Here are real examples of how to train the model to handle complex normalization:
1. Normalizing noisy numeric formats (European decimals):
{"messages":[{"role":"system","content":"Normalize OCR noisy monetary formats to numeric values."},{"role":"user","content":"Sum insured: 1.200.000,50 EUR"},{"role":"assistant","content":"{"buildings_sum_insured":1200000.50,"currency":"EUR"}"}]}
2. Translating and standardizing dates to ISO format:
{"messages":[{"role":"system","content":"Normalize dates with month names in Spanish to ISO format."},{"role":"user","content":"Fecha inicio: 12 de agosto de 2024"},{"role":"assistant","content":"{"period_start":"2024-08-12"}"}]}
3. Mapping natural language to controlled enumerations (Enums):
{"messages":[{"role":"system","content":"Extract and normalize 'premium cadence' values."},{"role":"user","content":"Premium cadence: vierteljährlich"},{"role":"assistant","content":"{"premium_cadence":"QUARTERLY"}"}]}
Task 3 – The Fine-Tuning Process
- Supervised Fine-Tuning: You upload your
train.jsonl(containing hundreds of these examples) to your AI platform (like Azure AI Foundry). - Validation: You also provide a
validation.jsonlfile containing different examples the model hasn’t seen. The platform uses this to ensure the model is learning the concept of normalization, not just memorizing the training data (overfitting). - Evaluation: Once trained, you evaluate the model against strict domain metrics: Does the output JSON perfectly match your schema? Are the numeric values mathematically correct?
The Result
By putting the fine-tuned LLM at the end of your extraction pipeline, you replace hundreds of lines of brittle parsing code with a single, intelligent API call. The LLM receives the raw OCR text and reliably outputs structured, validated data ready for your database.
Architecture Diagram
This diagram supports Fine-Tuning LLMs for Complex Data Normalization and highlights where controls, validation, and ownership boundaries sit in the workflow.

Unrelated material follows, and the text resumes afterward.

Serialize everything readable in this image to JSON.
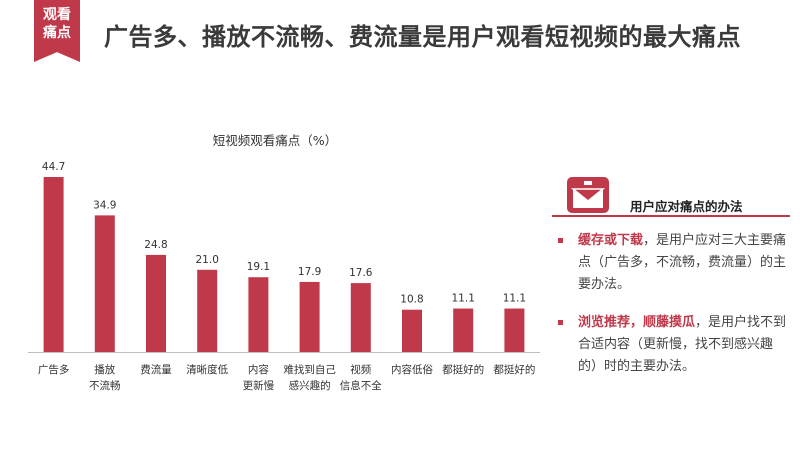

Post-Specific Engineering Lens
For this post, the primary objective is: Balance model quality with deterministic runtime constraints.
Implementation decisions for this case
- Chose a staged approach centered on llm to avoid high-blast-radius rollouts.
- Used fine-tuning checkpoints to make regressions observable before full rollout.
- Treated data-engineering documentation as part of delivery, not a post-task artifact.
Practical command path
These are representative execution checkpoints relevant to this post:
./llama-server --ctx-size <n> --cache-type-k q4_0 --cache-type-v q4_0
curl -s http://localhost:8080/health
python benchmark.py --profile edge
Validation Matrix
| Validation goal | What to baseline | What confirms success |
|---|---|---|
| Functional stability | input quality, extraction accuracy, and processing latency | schema validation catches malformed payloads |
| Operational safety | rollback ownership + change window | confidence/fallback policy routes low-quality outputs safely |
| Production readiness | monitoring visibility and handoff notes | observability captures latency + quality per request class |
Failure Modes and Mitigations
| Failure mode | Why it appears in this type of work | Mitigation used in this post pattern |
|---|---|---|
| Over-allocated context | Memory pressure causes latency spikes or OOM | Tune ctx + cache quantization from measured baseline |
| Silent quality drift | Outputs degrade while latency appears fine | Track quality samples alongside perf metrics |
| Single-profile dependency | No graceful behavior under load | Define fallback profile and automatic failover rule |
Recruiter-Readable Impact Summary
- Scope: ship AI features with guardrails and measurable quality.
- Execution quality: guarded by staged checks and explicit rollback triggers.
- Outcome signal: repeatable implementation that can be handed over without hidden steps.